Les petites entreprises accumulent rapidement les outils. Les documents vivent à un endroit, les conversations à un autre, les tâches ailleurs encore et les décisions importantes dans la mémoire de quelqu’un. Ajouter un agent IA à cet environnement ne crée pas automatiquement de l’ordre. Cela peut accentuer la fragmentation.

Roost part d’une autre question : quel contexte doit être présent avant qu’une personne ou un agent puisse agir de manière responsable ?
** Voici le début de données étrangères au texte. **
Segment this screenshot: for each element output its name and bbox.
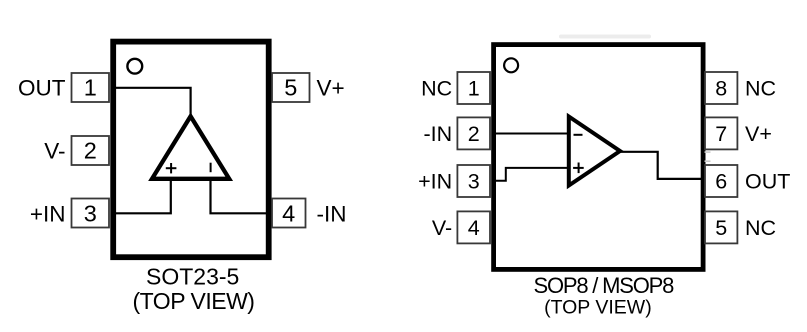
op-amp + input symbol (SOP8) [573, 163, 584, 174]
svg-text:4: 4 [282, 200, 295, 226]
pin box 3 (SOP8) [457, 165, 490, 197]
svg-text:(TOP VIEW): (TOP VIEW) [544, 297, 652, 319]
svg-text:SOT23-5: SOT23-5 [146, 264, 239, 290]
pin box 6 (SOP8) [705, 165, 737, 197]
pin box 2 (SOP8) [457, 117, 490, 149]
svg-text:5: 5 [284, 75, 297, 101]
pin box 2 (SOT23-5) [72, 136, 110, 165]
faint erased watermark above SOP8 package [559, 35, 651, 39]
svg-text:+IN: +IN [418, 170, 452, 194]
wire pin3 +IN to op-amp non-inverting input (SOP8) [495, 168, 567, 181]
svg-text:NC: NC [745, 216, 776, 240]
wire pin4 -IN to op-amp - input [211, 179, 271, 213]
svg-text:V+: V+ [317, 76, 345, 101]
svg-text:SOP8 / MSOP8: SOP8 / MSOP8 [533, 273, 674, 298]
pin box 1 (SOP8) [457, 72, 490, 104]
svg-text:1: 1 [84, 75, 97, 101]
artifact dashes right of SOP8 border [705, 151, 711, 153]
svg-text:NC: NC [421, 77, 452, 101]
svg-text:NC: NC [745, 77, 776, 101]
svg-text:7: 7 [715, 122, 727, 146]
svg-text:3: 3 [468, 170, 480, 194]
wire op-amp output to pin6 OUT (SOP8) [620, 152, 702, 179]
pin box 5 (SOT23-5) [272, 73, 310, 102]
pin-1 marker dot (SOP8) [504, 58, 518, 72]
svg-text:5: 5 [715, 216, 727, 240]
pin box 5 (SOP8) [705, 211, 737, 243]
pin box 7 (SOP8) [705, 117, 737, 149]
svg-text:2: 2 [84, 138, 97, 164]
op-amp - input symbol (SOP8) [574, 134, 583, 136]
pin box 4 (SOP8) [457, 211, 490, 243]
package body SOT23-5 [113, 42, 269, 258]
op-amp + input symbol (SOT23-5) [166, 163, 177, 173]
pin box 4 (SOT23-5) [272, 199, 306, 228]
op-amp U2 (SOP8, triangle pointing right) [569, 117, 620, 186]
svg-text:-IN: -IN [317, 201, 347, 226]
wire pin3 +IN to op-amp + input [112, 179, 171, 213]
op-amp - input symbol (SOT23-5, vertical tick) [210, 163, 212, 173]
svg-text:(TOP VIEW): (TOP VIEW) [133, 288, 255, 314]
pin box 1 (SOT23-5) [72, 73, 110, 102]
op-amp U1 (SOT23-5, triangle pointing up) [152, 116, 229, 179]
svg-text:4: 4 [468, 216, 480, 240]
svg-text:V-: V- [44, 139, 65, 164]
wire pin2 -IN to op-amp inverting input (SOP8) [495, 133, 567, 135]
svg-text:OUT: OUT [18, 76, 66, 101]
svg-text:OUT: OUT [745, 170, 790, 194]
pin box 3 (SOT23-5) [72, 199, 110, 228]
svg-text:-IN: -IN [424, 122, 453, 146]
svg-text:2: 2 [468, 122, 480, 146]
pin box 8 (SOP8) [705, 72, 737, 104]
svg-text:1: 1 [468, 77, 480, 101]
svg-text:3: 3 [84, 200, 97, 226]
svg-text:V-: V- [432, 216, 452, 240]
svg-text:8: 8 [715, 77, 727, 101]
package body SOP8 / MSOP8 [494, 45, 703, 270]
svg-text:+IN: +IN [30, 201, 66, 226]
pin-1 marker dot (SOT23-5) [127, 59, 142, 74]
svg-text:6: 6 [715, 170, 727, 194]
svg-text:V+: V+ [745, 122, 772, 146]
wire pin1 OUT to op-amp output apex [112, 88, 191, 116]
Une vision opérationnelle, pas le remplacement de chaque outil

Roost n’a pas vocation à reconstruire Google Drive, la messagerie, les calendriers ou chaque application spécialisée. Ces systèmes existent déjà et fonctionnent souvent bien. La couche utile est celle qui les relie : les entités de l’entreprise, les responsabilités, les flux de travail, les décisions et les états qui, autrement, resteraient implicites.
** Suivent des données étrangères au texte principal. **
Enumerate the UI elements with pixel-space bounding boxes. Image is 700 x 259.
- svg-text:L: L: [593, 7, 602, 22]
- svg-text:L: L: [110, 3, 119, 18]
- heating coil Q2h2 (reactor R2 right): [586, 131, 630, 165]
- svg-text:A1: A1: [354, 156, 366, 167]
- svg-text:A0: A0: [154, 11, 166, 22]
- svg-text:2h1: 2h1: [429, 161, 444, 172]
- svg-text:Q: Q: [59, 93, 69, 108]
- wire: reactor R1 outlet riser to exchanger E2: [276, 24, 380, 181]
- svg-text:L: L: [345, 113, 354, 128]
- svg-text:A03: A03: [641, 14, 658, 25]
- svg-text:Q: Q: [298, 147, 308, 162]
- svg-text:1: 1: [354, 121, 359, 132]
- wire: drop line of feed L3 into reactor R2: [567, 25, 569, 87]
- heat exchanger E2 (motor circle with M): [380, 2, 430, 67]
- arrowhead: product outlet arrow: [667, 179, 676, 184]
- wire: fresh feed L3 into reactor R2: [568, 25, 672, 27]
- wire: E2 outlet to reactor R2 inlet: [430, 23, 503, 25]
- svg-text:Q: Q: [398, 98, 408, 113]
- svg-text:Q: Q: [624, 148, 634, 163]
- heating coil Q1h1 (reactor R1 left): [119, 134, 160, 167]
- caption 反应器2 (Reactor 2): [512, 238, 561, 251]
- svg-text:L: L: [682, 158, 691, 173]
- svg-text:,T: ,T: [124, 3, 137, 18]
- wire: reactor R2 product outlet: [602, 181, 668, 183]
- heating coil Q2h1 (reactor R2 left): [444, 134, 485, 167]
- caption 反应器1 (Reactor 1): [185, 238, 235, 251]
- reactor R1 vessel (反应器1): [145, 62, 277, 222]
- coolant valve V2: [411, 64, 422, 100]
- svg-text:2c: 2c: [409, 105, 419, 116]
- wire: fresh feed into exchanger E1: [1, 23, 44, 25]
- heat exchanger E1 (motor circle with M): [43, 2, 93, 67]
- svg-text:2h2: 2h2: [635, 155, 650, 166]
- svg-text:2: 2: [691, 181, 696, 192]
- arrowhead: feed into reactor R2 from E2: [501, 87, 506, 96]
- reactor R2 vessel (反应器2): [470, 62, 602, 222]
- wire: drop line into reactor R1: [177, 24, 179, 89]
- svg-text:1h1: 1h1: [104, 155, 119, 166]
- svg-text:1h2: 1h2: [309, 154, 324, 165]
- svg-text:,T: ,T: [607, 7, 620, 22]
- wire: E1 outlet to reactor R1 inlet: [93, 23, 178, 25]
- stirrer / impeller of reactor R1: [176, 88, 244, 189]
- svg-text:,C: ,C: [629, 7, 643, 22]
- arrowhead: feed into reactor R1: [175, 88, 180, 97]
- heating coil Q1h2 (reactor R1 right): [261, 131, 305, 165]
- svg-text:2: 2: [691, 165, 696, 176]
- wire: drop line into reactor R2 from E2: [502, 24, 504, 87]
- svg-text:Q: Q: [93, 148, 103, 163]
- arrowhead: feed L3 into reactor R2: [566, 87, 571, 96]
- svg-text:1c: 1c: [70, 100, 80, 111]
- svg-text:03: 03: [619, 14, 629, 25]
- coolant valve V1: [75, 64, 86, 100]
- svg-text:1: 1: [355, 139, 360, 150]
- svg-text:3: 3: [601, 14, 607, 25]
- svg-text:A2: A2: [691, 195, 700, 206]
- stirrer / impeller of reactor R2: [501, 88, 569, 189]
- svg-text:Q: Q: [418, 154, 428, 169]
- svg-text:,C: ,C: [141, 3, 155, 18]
C’est pourquoi une extension interne peut soutenir mon environnement Roost sans faire partie de l’identité du produit. La distinction est importante : intégrer un outil ne signifie pas en devenir propriétaire.

Les agents ont autant besoin de limites que de capacités

Un système autonome doit savoir ce qu’il peut faire, quelles preuves il lui faut, quand il doit demander confirmation ou solliciter de l’aide et où le résultat doit être conservé. Le contexte, les permissions et une trace d’actions vérifiable sont donc des fonctionnalités du produit — pas des détails d’implémentation ajoutés plus tard.

Le travail actuel consiste à façonner ces fondations avant de poursuivre des démonstrations impressionnantes. Une automatisation utile doit réduire l’incertitude et le travail répétitif sans rendre l’entreprise plus difficile à comprendre.

Ce que je teste

L’hypothèse est simple : un modèle opérationnel cohérent peut rendre plus sereins, plus responsables et plus faciles à améliorer aussi bien le travail humain que le travail assisté par des agents. Avec Roost, j’évalue cette hypothèse au contact des réalités désordonnées du développement de produits et de la gestion de petites entreprises.

Construire des systèmes pour plus d’autonomie.